Stille
Auf der Suche nach der Weihnachtsstille kam der Mann in eine Stadt. Autos, Busse und Lastwagen rasten an ihm vorbei, Motoren dröhnten, Reifen quietschten, Hupen heulten auf. In den Straßen drängelten sich murrende, schimpfende Leute und aus den Geschäften plärrten Weihnachtslieder.
„Wo ist die Weihnachtsstille?“, wollte der Mann fragen. Er ließ sich von den Massen treiben und landete in einem Kaufhaus. Bunt war es hier und grell. Geblendet schloss er die Augen. Wie laut es war! Leute stritten, Kinder quengelten, Mütter schimpften, Verkäufer riefen einander Zahlen zu, Lautsprecherstimmen priesen Sonderangebote an, Kassen klingelten, Musik dudelte.
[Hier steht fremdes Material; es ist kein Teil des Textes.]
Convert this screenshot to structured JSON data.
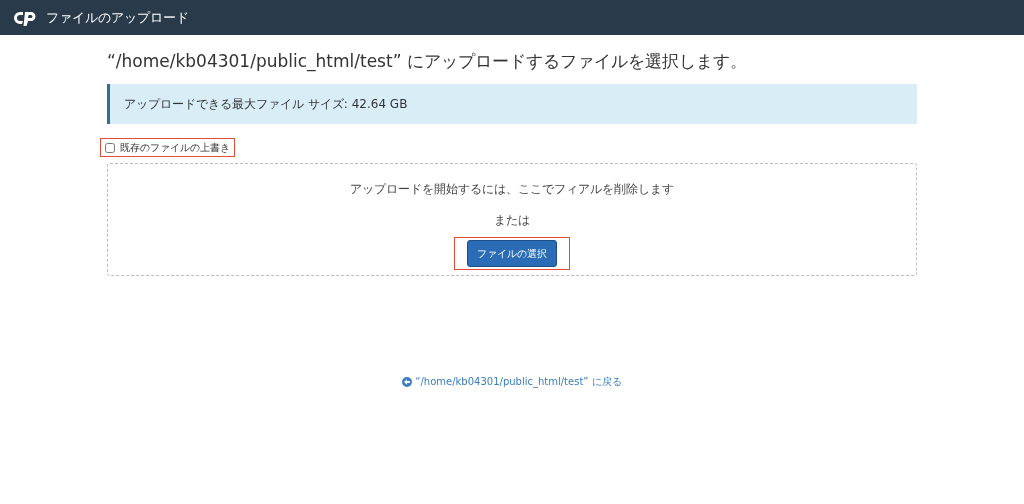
{
  "header": {
    "title": "ファイルのアップロード"
  },
  "heading": "“/home/kb04301/public_html/test” にアップロードするファイルを選択します。",
  "info": "アップロードできる最大ファイル サイズ: 42.64 GB",
  "overwrite": {
    "label": "既存のファイルの上書き",
    "checked": false
  },
  "dropzone": {
    "prompt": "アップロードを開始するには、ここでフィアルを削除します",
    "or": "または",
    "button": "ファイルの選択"
  },
  "back_link": "“/home/kb04301/public_html/test” に戻る"
}
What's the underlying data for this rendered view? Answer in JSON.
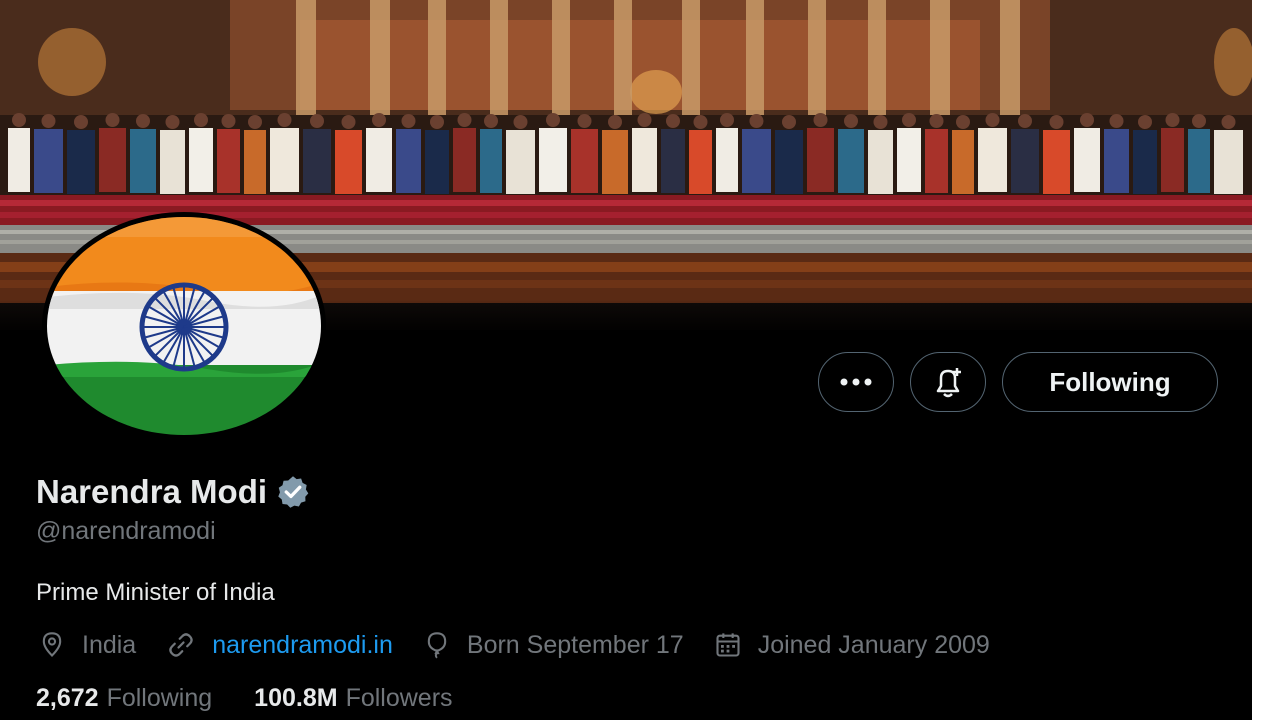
{
  "profile": {
    "name": "Narendra Modi",
    "handle": "@narendramodi",
    "verified": true,
    "bio": "Prime Minister of India",
    "avatar": "indian-flag",
    "banner": "group-photo-ceremony"
  },
  "actions": {
    "more_icon": "more-dots-icon",
    "notify_icon": "bell-plus-icon",
    "following_label": "Following"
  },
  "meta": {
    "location": "India",
    "website": "narendramodi.in",
    "birthday": "Born September 17",
    "joined": "Joined January 2009"
  },
  "stats": {
    "following_count": "2,672",
    "following_label": "Following",
    "followers_count": "100.8M",
    "followers_label": "Followers"
  },
  "colors": {
    "accent": "#1d9bf0",
    "muted": "#71767b",
    "text": "#e7e9ea",
    "verified": "#829aab"
  }
}
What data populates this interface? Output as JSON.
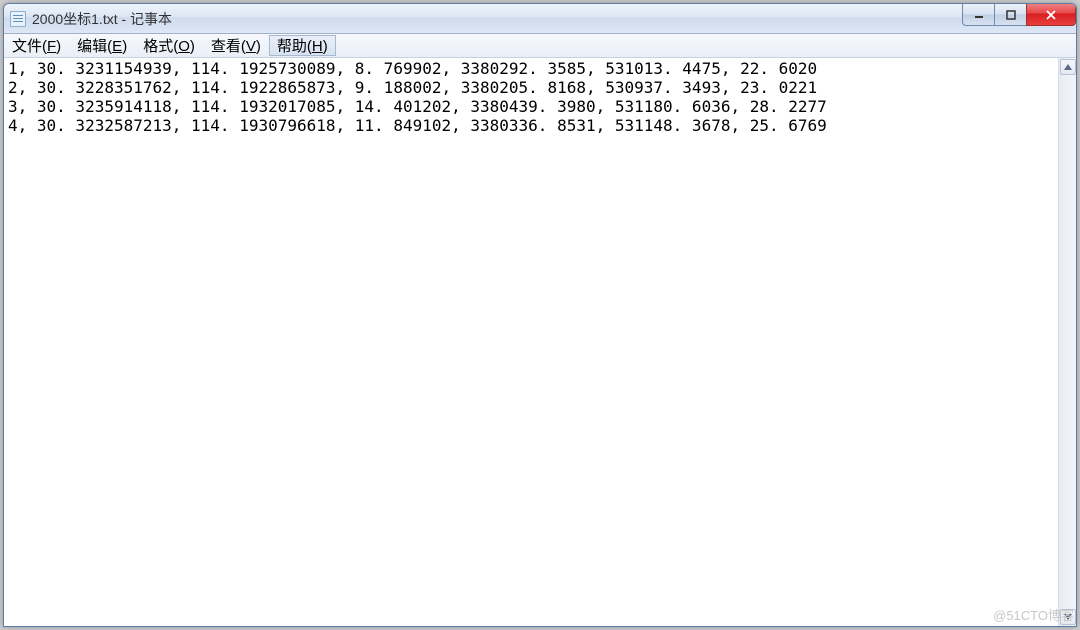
{
  "titlebar": {
    "title": "2000坐标1.txt - 记事本"
  },
  "menu": {
    "file": "文件(F)",
    "edit": "编辑(E)",
    "format": "格式(O)",
    "view": "查看(V)",
    "help": "帮助(H)"
  },
  "content": {
    "lines": [
      "1, 30. 3231154939, 114. 1925730089, 8. 769902, 3380292. 3585, 531013. 4475, 22. 6020",
      "2, 30. 3228351762, 114. 1922865873, 9. 188002, 3380205. 8168, 530937. 3493, 23. 0221",
      "3, 30. 3235914118, 114. 1932017085, 14. 401202, 3380439. 3980, 531180. 6036, 28. 2277",
      "4, 30. 3232587213, 114. 1930796618, 11. 849102, 3380336. 8531, 531148. 3678, 25. 6769"
    ]
  },
  "watermark": "@51CTO博客"
}
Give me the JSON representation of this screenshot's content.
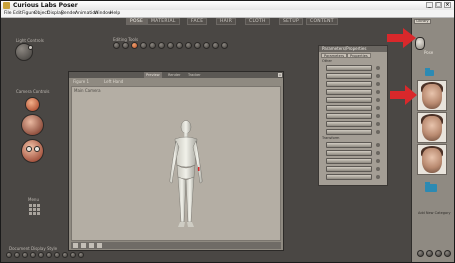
{
  "window": {
    "title": "Curious Labs Poser",
    "controls": [
      "_",
      "□",
      "×"
    ]
  },
  "menu": [
    "File",
    "Edit",
    "Figure",
    "Object",
    "Display",
    "Render",
    "Animation",
    "Window",
    "Help"
  ],
  "tabs": [
    "POSE",
    "MATERIAL",
    "FACE",
    "HAIR",
    "CLOTH",
    "SETUP",
    "CONTENT"
  ],
  "active_tab": "POSE",
  "left_panel": {
    "light_controls": "Light Controls",
    "editing_tools": "Editing Tools",
    "camera_controls": "Camera Controls",
    "menu_label": "Menu",
    "document_display_style": "Document Display Style"
  },
  "document": {
    "tabs": [
      "Preview",
      "Render",
      "Tracker"
    ],
    "figure_menu": "Figure 1",
    "part_menu": "Left Hand",
    "camera_label": "Main Camera"
  },
  "parameters_panel": {
    "title": "Parameters/Properties",
    "tabs": [
      "Parameters",
      "Properties"
    ],
    "section_1": "Other",
    "section_2": "Transform"
  },
  "library": {
    "header": "Library",
    "category": "Pose",
    "folder_label": "Add New Category"
  },
  "colors": {
    "arrow": "#d9282b",
    "workspace": "#4a4744",
    "library_bg": "#8f8a82"
  },
  "icons": {
    "menu": "grid-icon",
    "folder": "folder-icon",
    "arrow": "red-arrow-icon"
  }
}
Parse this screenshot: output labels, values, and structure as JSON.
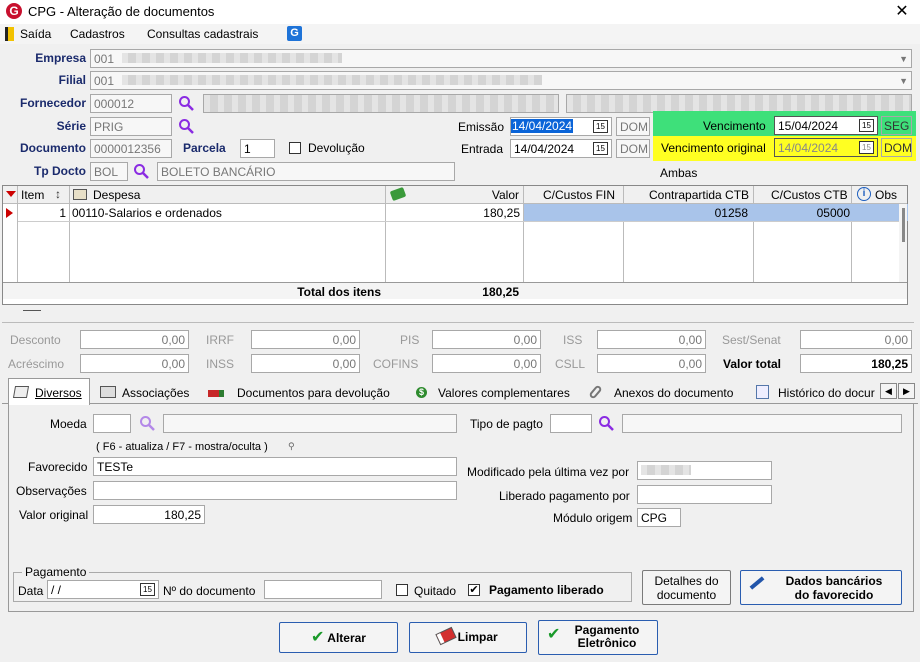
{
  "window": {
    "title": "CPG - Alteração de documentos"
  },
  "menu": {
    "items": [
      "Saída",
      "Cadastros",
      "Consultas cadastrais"
    ]
  },
  "header": {
    "empresa_label": "Empresa",
    "empresa_value": "001",
    "filial_label": "Filial",
    "filial_value": "001",
    "fornecedor_label": "Fornecedor",
    "fornecedor_value": "000012",
    "serie_label": "Série",
    "serie_value": "PRIG",
    "documento_label": "Documento",
    "documento_value": "0000012356",
    "parcela_label": "Parcela",
    "parcela_value": "1",
    "devolucao_label": "Devolução",
    "tpdocto_label": "Tp Docto",
    "tpdocto_value": "BOL",
    "tpdocto_desc": "BOLETO BANCÁRIO",
    "emissao_label": "Emissão",
    "emissao_value": "14/04/2024",
    "emissao_day": "DOM",
    "entrada_label": "Entrada",
    "entrada_value": "14/04/2024",
    "entrada_day": "DOM",
    "vencimento_label": "Vencimento",
    "vencimento_value": "15/04/2024",
    "vencimento_day": "SEG",
    "venc_original_label": "Vencimento original",
    "venc_original_value": "14/04/2024",
    "venc_original_day": "DOM",
    "ambas": "Ambas"
  },
  "grid": {
    "headers": [
      "Item",
      "Despesa",
      "Valor",
      "C/Custos FIN",
      "Contrapartida CTB",
      "C/Custos CTB",
      "Obs"
    ],
    "rows": [
      {
        "item": "1",
        "despesa": "00110-Salarios e ordenados",
        "valor": "180,25",
        "cc_fin": "",
        "contrapartida": "01258",
        "cc_ctb": "05000"
      }
    ],
    "total_label": "Total dos itens",
    "total_value": "180,25"
  },
  "totals": {
    "desconto_label": "Desconto",
    "desconto": "0,00",
    "irrf_label": "IRRF",
    "irrf": "0,00",
    "pis_label": "PIS",
    "pis": "0,00",
    "iss_label": "ISS",
    "iss": "0,00",
    "sest_label": "Sest/Senat",
    "sest": "0,00",
    "acrescimo_label": "Acréscimo",
    "acrescimo": "0,00",
    "inss_label": "INSS",
    "inss": "0,00",
    "cofins_label": "COFINS",
    "cofins": "0,00",
    "csll_label": "CSLL",
    "csll": "0,00",
    "valortotal_label": "Valor total",
    "valortotal": "180,25"
  },
  "tabs": [
    "Diversos",
    "Associações",
    "Documentos para devolução",
    "Valores complementares",
    "Anexos do documento",
    "Histórico do docur"
  ],
  "diversos": {
    "moeda_label": "Moeda",
    "tipopagto_label": "Tipo de pagto",
    "hint": "( F6 - atualiza / F7 - mostra/oculta )",
    "favorecido_label": "Favorecido",
    "favorecido_value": "TESTe",
    "observacoes_label": "Observações",
    "valororiginal_label": "Valor original",
    "valororiginal_value": "180,25",
    "modificado_label": "Modificado pela última vez por",
    "liberado_label": "Liberado pagamento por",
    "modulo_label": "Módulo origem",
    "modulo_value": "CPG",
    "pagamento_label": "Pagamento",
    "data_label": "Data",
    "data_value": " / /",
    "ndoc_label": "Nº do documento",
    "quitado_label": "Quitado",
    "liberado_chk_label": "Pagamento liberado",
    "detalhes_line1": "Detalhes do",
    "detalhes_line2": "documento",
    "dados_line1": "Dados bancários",
    "dados_line2": "do favorecido"
  },
  "buttons": {
    "alterar": "Alterar",
    "limpar": "Limpar",
    "pag_line1": "Pagamento",
    "pag_line2": "Eletrônico"
  },
  "colors": {
    "vencimento": "#3ee07a",
    "original": "#ffff22",
    "selection": "#a9c4ea"
  }
}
Der Mann stöhnte. Der Kopf tat ihm weh. ‚Weg, dachte er, schnell weg hier!’ Wo war Weihnachten? Wo die Weihnachtsstille? Gerne hätte er jemanden danach gefragt, aber er wollte nicht stören. Eilig verließ er das Kaufhaus und wanderte stadtauswärts. Er bog in einen Feldweg ein, ging über Felder und Wiesen. Es schneite. Leise knirschte der Schnee unter seinen Füßen, und je weiter er lief, desto stiller wurde es, so still, dass er glaubte, die Schneeflocken fallen zu hören. Der Mann atmete auf. Schön war das. Irgendwo werde ich sie doch noch finden, die Weihnachtsstille, dachte er und lief weiter. Er lief und lief und fühlte sich gut. Er traf auch niemanden, den er fragen konnte.
…Leise knirschte der Schnee unter seinen Füßen, und je weiter er lief, desto stiller wurde es, so still, dass er glaubte, die Schneeflocken fallen zu hören…
Das hat mich berührt – ein Bild im Kopf und Gänsehaut. Danke für diese wundervolle Geschichte.
Lieben Gruß, Gerda
auch mich berührte jene stelle (stille) in elkes text ganz besonders…
nunja, ein wichtiges thema, liebe elke, dass du hier anschneidest, denn verglichen mit jenem stillen ereignis in bethlehem zu weihnachten haben wir ja insbesondere in den städten mit all dem bunten treiben auf den weihnachtsmärkten und in den kaufhäusern die megalaute megahetze…
auch da(nn) noch, oder: selbst da(nn)…
dein eintrag ist zauberschön…
liebe grüße!
ich glaube er kommt zu mir .. da ist es so still und wunderschön ♥
vielleicht ist er schon angekommen? 😉
psssst! …
danke, lu!
und ja: selbst dann. oder: gerade dann.
umdenken.
entschleunigen.
genießen.
leben.
nur so.
lieber gruß zu dir
elke
Danke für deine lieben Worte. Kritiken dieser Art bauen auf. Ungemein sogar.
Lieber Gruß zu dir
Elke
Mit deinen Worten hast du es geschafft, dasss ich mir genau vorzustellen kann, wie der Mann sich deutlich wohler fühlte, als er in den Feldweg abbog. Schön geschrieben ist es- finde ich.
Madi
es fällt den heutigen menschen SEHR schwer ihr leben im hamsterrad zu entschleunigen…
gestern mittag ZWANG ich förmlich einen freund dazu und nahm ihn mit zu einem kleinen orgelkonzert in die kirche…
sein handy MUSSTE er in der tasche lassen, DAS verlangte ich!
innerhalb weniger minuten schlief er kurz ein…
hinterher umarmte er mich und dankte mir…
das war eine gute tat, lu!
weißt du eigentlich, wie schwer es ist, von 100 auf 0 abzuschalten?
es geht nicht und wenn man sich zwingt, fühlt man sich elend und krank.
es ist wie ein kalter entzug.
demnächst werde ich mich ihm auch ausliefern, diesem entzug. allerdings scheibchenweise, der seele zuliebe.
danke fürs erzählen. es hat mir noch mal einen anstoß gegeben.